3. Night Skies by Steven Spielberg
‘Night Skies’ was a project shelved by Spielberg to opt in favor of the iconic but outdated E.T. the Extra Terrestrial. Night Skies was supposed to be a horror film, and could have predated Scott Ridley’s ‘Alien’. Going by the models and script, Spielberg’s Night Skies would have been much more explicit in its depiction of extra-terrestrial life than the slow burning Alien. It was supposed to be a spiritual sequel to ‘Close Encounters of the Third Kind’ and incorporated themes that were used in other Spielberg affiliated films like ‘Gremlins’, ‘Poltergeist’, ‘E.T’, ‘Critters’ and ‘Signs’. Spielberg was inspired by the Kelly-Hopkinsville incident, where a family reported an alien encounter. Special effects Rick Baker had apparently spent $700k on the models and animatronics and judging by his future work, it’s disheartening to know that this project was shut down.

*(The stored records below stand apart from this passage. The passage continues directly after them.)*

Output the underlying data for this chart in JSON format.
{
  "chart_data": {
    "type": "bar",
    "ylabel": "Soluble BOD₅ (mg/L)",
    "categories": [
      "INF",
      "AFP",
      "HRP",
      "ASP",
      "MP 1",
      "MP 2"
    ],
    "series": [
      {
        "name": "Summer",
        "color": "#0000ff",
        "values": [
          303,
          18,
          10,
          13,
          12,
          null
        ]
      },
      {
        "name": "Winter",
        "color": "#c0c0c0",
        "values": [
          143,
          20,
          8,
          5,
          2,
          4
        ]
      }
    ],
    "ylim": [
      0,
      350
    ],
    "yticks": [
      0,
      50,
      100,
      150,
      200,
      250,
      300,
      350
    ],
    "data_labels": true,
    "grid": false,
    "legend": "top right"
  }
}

2. Kaleidoscope by Alfred Hitchcock
The Master of Suspense was known for his austerity to challenge the manner in which horror was perceived in films. But there’s an interesting question, how many of us can name the films he directed after Psycho without straining our minds? After the 60’s, which felt like an impending demise of his career, Hitchcock came up with Frenzy in ’72, a film molded by early slasher and giallo elements. Hitchcock originally wanted to make ‘Kaleidoscope’, a ruthless serial killer movie with exceptional amount of nudity and violence, that would have been the archetype for the modern slasher, something Psycho is ridiculously credited for. Universal rejected the idea even though Hitchcock planned to make it under $1 million and his close friend Truffaut’s uncertainty over the explicitness of the material made the director throw it aside. Some plot points were used in Frenzy, but Hitchcock’s unmade film with its first person style could have been a relishing entry into modern horror.

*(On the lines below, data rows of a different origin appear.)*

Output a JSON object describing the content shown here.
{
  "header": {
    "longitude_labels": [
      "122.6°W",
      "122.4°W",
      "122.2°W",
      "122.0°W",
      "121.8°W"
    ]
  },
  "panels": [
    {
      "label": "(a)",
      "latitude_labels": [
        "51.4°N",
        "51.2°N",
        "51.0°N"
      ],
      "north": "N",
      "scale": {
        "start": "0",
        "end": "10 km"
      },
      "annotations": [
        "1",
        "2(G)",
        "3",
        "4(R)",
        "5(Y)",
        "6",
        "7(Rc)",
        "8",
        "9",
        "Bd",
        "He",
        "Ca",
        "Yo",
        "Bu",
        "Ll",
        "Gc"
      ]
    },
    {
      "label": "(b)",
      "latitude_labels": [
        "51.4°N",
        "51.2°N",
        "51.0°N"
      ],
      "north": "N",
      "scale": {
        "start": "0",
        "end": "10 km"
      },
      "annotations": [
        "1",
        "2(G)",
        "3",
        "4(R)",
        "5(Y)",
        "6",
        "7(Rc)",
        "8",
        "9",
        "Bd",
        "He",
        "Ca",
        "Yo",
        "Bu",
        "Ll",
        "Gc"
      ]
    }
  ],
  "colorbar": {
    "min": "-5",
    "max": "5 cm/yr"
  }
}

1. Aryan Papers by Stanley Kubrick
When I observe a Stanley Kubrick film, I slump into this puddle of hopelessness, not because of his stark dehumanizing opinions of the world but because of his habit to take the art to to its zenith. His surreal color palette, mesmerizing visual language, attention demanding sound design or the crap his characters were forced to eat, every aspect was attended with such detail, it would drive a normal person to hysteria. This is probably why I consider Kubrick’s ‘Aryan Papers’ as one of the greatest unmade films to have suffered the brunt of development problems. Many would talk about Kubrick’s ‘Napoleon’, but it is to be noted that the movie never entered development stage. Aryan Papers was based on Louis Begley’s Wartime Lies, but the draft was as usual penned by Kubrick himself and he had even selected locations as well as the cast. Kubrick apparently dropped it after the release of ‘Schindler’s List’, which I believe is an extremely diluted depiction of the Holocaust. There were probably uncertainties in his and the production house’s minds regarding the reaction of a Kubrickian film after Spielberg’s upbeat “tragedy” film. This was also worsened by Kubrick’s own realization that a distilled version was impossible to convey in 2-3 hours, and that anything less would just be insulting to the millions who were murdered.